La contribution des entreprises privées dans la création de nouveaux postes d’emploi n’est pas aussi dynamique qu’on pouvait l’espérer. Les raisons qui expliquent ce manque d’implication sont nombreuses et objectives. Le privé, comme on peut le deviner, ne s’aventure pas facilement dans des opérations dont il n’est pas sûr, à l’avance, de la réussite.

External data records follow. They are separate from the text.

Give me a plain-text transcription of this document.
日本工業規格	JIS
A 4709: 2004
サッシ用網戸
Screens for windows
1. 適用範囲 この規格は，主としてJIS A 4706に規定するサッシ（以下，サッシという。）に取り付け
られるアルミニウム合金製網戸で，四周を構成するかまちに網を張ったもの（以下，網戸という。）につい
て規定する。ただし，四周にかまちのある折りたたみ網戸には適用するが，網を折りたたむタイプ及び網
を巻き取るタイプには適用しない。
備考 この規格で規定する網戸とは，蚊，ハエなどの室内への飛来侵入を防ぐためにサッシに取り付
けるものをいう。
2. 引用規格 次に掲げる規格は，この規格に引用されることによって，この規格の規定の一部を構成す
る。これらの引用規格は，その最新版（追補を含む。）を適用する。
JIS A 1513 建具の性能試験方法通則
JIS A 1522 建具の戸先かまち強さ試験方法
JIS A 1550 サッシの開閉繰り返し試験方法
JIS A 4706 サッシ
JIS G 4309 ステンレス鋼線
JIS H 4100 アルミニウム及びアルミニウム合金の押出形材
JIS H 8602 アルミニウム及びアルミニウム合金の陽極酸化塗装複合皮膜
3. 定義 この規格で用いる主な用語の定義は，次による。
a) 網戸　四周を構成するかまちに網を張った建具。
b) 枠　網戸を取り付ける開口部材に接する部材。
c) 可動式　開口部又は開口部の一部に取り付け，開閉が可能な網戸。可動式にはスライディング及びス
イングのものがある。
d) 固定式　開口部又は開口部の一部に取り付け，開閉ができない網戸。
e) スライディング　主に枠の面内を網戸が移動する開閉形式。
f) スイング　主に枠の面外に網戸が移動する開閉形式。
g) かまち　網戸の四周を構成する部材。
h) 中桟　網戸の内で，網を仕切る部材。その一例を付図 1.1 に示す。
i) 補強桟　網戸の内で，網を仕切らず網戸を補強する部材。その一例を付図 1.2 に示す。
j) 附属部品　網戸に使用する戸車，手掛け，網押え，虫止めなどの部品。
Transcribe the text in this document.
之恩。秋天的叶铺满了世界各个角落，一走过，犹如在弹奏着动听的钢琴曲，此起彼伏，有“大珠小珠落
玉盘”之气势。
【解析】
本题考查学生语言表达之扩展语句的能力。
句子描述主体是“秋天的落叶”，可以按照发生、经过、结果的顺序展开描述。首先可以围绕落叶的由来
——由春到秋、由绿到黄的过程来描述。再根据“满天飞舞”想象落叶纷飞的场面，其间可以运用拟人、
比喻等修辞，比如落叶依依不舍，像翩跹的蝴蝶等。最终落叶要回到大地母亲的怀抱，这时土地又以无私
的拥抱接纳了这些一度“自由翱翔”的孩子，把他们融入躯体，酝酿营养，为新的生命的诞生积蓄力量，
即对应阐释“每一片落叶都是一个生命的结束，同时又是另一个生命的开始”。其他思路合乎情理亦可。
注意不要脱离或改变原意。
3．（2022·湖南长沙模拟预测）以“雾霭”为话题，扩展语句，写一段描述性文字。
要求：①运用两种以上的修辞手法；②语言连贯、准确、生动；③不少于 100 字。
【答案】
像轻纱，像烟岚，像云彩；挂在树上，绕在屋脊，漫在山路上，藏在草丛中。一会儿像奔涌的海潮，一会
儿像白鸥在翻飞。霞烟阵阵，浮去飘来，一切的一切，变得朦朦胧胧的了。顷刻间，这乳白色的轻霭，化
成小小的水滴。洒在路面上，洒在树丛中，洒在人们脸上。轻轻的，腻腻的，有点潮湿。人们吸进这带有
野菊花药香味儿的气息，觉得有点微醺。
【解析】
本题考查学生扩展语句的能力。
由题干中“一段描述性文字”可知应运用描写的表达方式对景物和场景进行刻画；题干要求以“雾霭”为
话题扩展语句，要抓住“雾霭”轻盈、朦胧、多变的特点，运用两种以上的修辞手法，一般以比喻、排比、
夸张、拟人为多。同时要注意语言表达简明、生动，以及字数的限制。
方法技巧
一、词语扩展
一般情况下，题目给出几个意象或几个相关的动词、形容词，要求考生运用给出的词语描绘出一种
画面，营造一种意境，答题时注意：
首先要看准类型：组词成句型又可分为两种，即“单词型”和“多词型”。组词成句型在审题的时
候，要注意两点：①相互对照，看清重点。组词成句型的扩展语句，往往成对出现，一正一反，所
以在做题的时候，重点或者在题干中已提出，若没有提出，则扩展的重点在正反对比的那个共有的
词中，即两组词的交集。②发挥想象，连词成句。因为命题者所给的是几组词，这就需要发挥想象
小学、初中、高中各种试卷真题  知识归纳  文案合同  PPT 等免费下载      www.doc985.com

L’hésitation, avant de passer à l’action, fait partie de ses traditions. Il faut, d’abord, calculer les risques et les enjeux. Pour l’heure, la conjoncture économique ne se prête pas, facilement, à l’investissement dans la quasi-totalité des secteurs. Il n’est pas dans l’esprit de quelque entrepreneur tunisien que ce soit de mettre son argent en jeu sans des garanties minimales. Ce qui, malheureusement, n’est pas le cas, actuellement. Déjà, plusieurs entreprises existantes éprouvent toutes les difficultés du monde pour survivre ou pour continuer à produire. En effet, le climat social est, toujours, très tendu et les grèves et menaces de grèves sont très fréquentes. Les unités de production qui restent peinent à assurer leur pérennité au prix, parfois, de grands sacrifices et de compromis fragiles.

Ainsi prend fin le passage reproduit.